Variante Rimini–San Marino, la senatrice Spinelli: "No a ulteriori modifiche"
Di seguito le parole della senatrice Domenica Spinelli relative alla questione della Variante Rimini-San Marino:
"A seguito del mio interessamento formale verso ANAS sulla Variante Rimini–San Marino e della richiesta di aggiornamento sullo stato dell’iter, ho ricevuto pronta risposta dalla Direzione competente, che ha confermato gli esiti della recente riunione tecnica presso il Ministero delle Infrastrutture, l’avanzamento del progetto aggiornato e il quadro dei prossimi passaggi procedurali, con una stima dei tempi per la Conferenza dei Servizi e le ulteriori autorizzazioni. Nel rinnovare la piena collaborazione istituzionale tra tutti i soggetti coinvolti, ritengo necessario mantenere coerenza con il percorso tecnico già definito. Sul progetto di riqualificazione e messa in sicurezza della Strada Statale 72 Rimini–San Marino, dopo il confronto tecnico al Ministero delle Infrastrutture con Anas, enti locali e Repubblica di San Marino, il percorso risulta oggi incardinato su un progetto aggiornato che ha già recepito gran parte delle osservazioni dei territori e definito gli interventi principali per sicurezza e fluidità della viabilità, comprese le nuove rotatorie e le opere di integrazione locale.
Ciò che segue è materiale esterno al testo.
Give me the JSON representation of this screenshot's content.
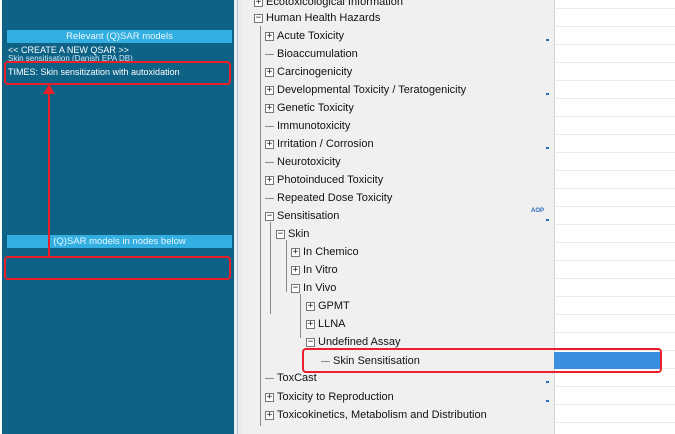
{
  "left_panel": {
    "relevant_header": "Relevant (Q)SAR models",
    "qsar_items": [
      "<< CREATE A NEW QSAR >>",
      "Skin sensitisation (Danish EPA DB)",
      "TIMES: Skin sensitization with autoxidation"
    ],
    "nodes_header": "(Q)SAR models in nodes below"
  },
  "tree": {
    "items": [
      {
        "label": "Ecotoxicological Information",
        "expander": "+"
      },
      {
        "label": "Human Health Hazards",
        "expander": "−"
      },
      {
        "label": "Acute Toxicity",
        "expander": "+"
      },
      {
        "label": "Bioaccumulation",
        "expander": ""
      },
      {
        "label": "Carcinogenicity",
        "expander": "+"
      },
      {
        "label": "Developmental Toxicity / Teratogenicity",
        "expander": "+"
      },
      {
        "label": "Genetic Toxicity",
        "expander": "+"
      },
      {
        "label": "Immunotoxicity",
        "expander": ""
      },
      {
        "label": "Irritation / Corrosion",
        "expander": "+"
      },
      {
        "label": "Neurotoxicity",
        "expander": ""
      },
      {
        "label": "Photoinduced Toxicity",
        "expander": "+"
      },
      {
        "label": "Repeated Dose Toxicity",
        "expander": ""
      },
      {
        "label": "Sensitisation",
        "expander": "−"
      },
      {
        "label": "Skin",
        "expander": "−"
      },
      {
        "label": "In Chemico",
        "expander": "+"
      },
      {
        "label": "In Vitro",
        "expander": "+"
      },
      {
        "label": "In Vivo",
        "expander": "−"
      },
      {
        "label": "GPMT",
        "expander": "+"
      },
      {
        "label": "LLNA",
        "expander": "+"
      },
      {
        "label": "Undefined Assay",
        "expander": "−"
      },
      {
        "label": "Skin Sensitisation",
        "expander": ""
      },
      {
        "label": "ToxCast",
        "expander": ""
      },
      {
        "label": "Toxicity to Reproduction",
        "expander": "+"
      },
      {
        "label": "Toxicokinetics, Metabolism and Distribution",
        "expander": "+"
      }
    ],
    "aop_badge": "AOP"
  },
  "colors": {
    "panel_bg": "#0d6286",
    "header_bg": "#33aee0",
    "annotation_red": "#e8202a",
    "selected_cell": "#3a8fe0"
  }
}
Proprio perché l’iter è entrato nella fase conclusiva — con i prossimi passaggi relativi a pareri, espropri e Conferenza dei Servizi — ogni ulteriore modifica sostanziale introdotta in questa fase potrebbe incidere negativamente sui tempi procedurali. Come rappresentante del territorio, evidenzio che eventuali nuove variazioni emerse negli ultimi tavoli tra Provincia e Comune potrebbero comportare un allungamento del cronoprogramma rispetto a quello condiviso tra enti, Anas e Repubblica di San Marino. Un prolungamento dei tempi non rappresenterebbe solo un ritardo su un’opera strategica attesa da anni, ma potrebbe anche creare criticità sul fronte delle coperture finanziarie, che sono strettamente collegate al rispetto delle fasi e delle scadenze dell’iter approvativo.
Per questo ritengo fondamentale mantenere coerenza con il percorso tecnico già definito e procedere ora con rapidità verso la Conferenza dei Servizi e la fase esecutiva, tutelando tempi, risorse e interesse del territorio. Sono certa che il Comune di Rimini, la Provincia di Rimini e la Regione potranno condividere questa mia visione e mi auguro che tutte le riunioni che stanno continuando a chiedere questi enti non compromettano le tempistiche e l'iter sin qui avviato"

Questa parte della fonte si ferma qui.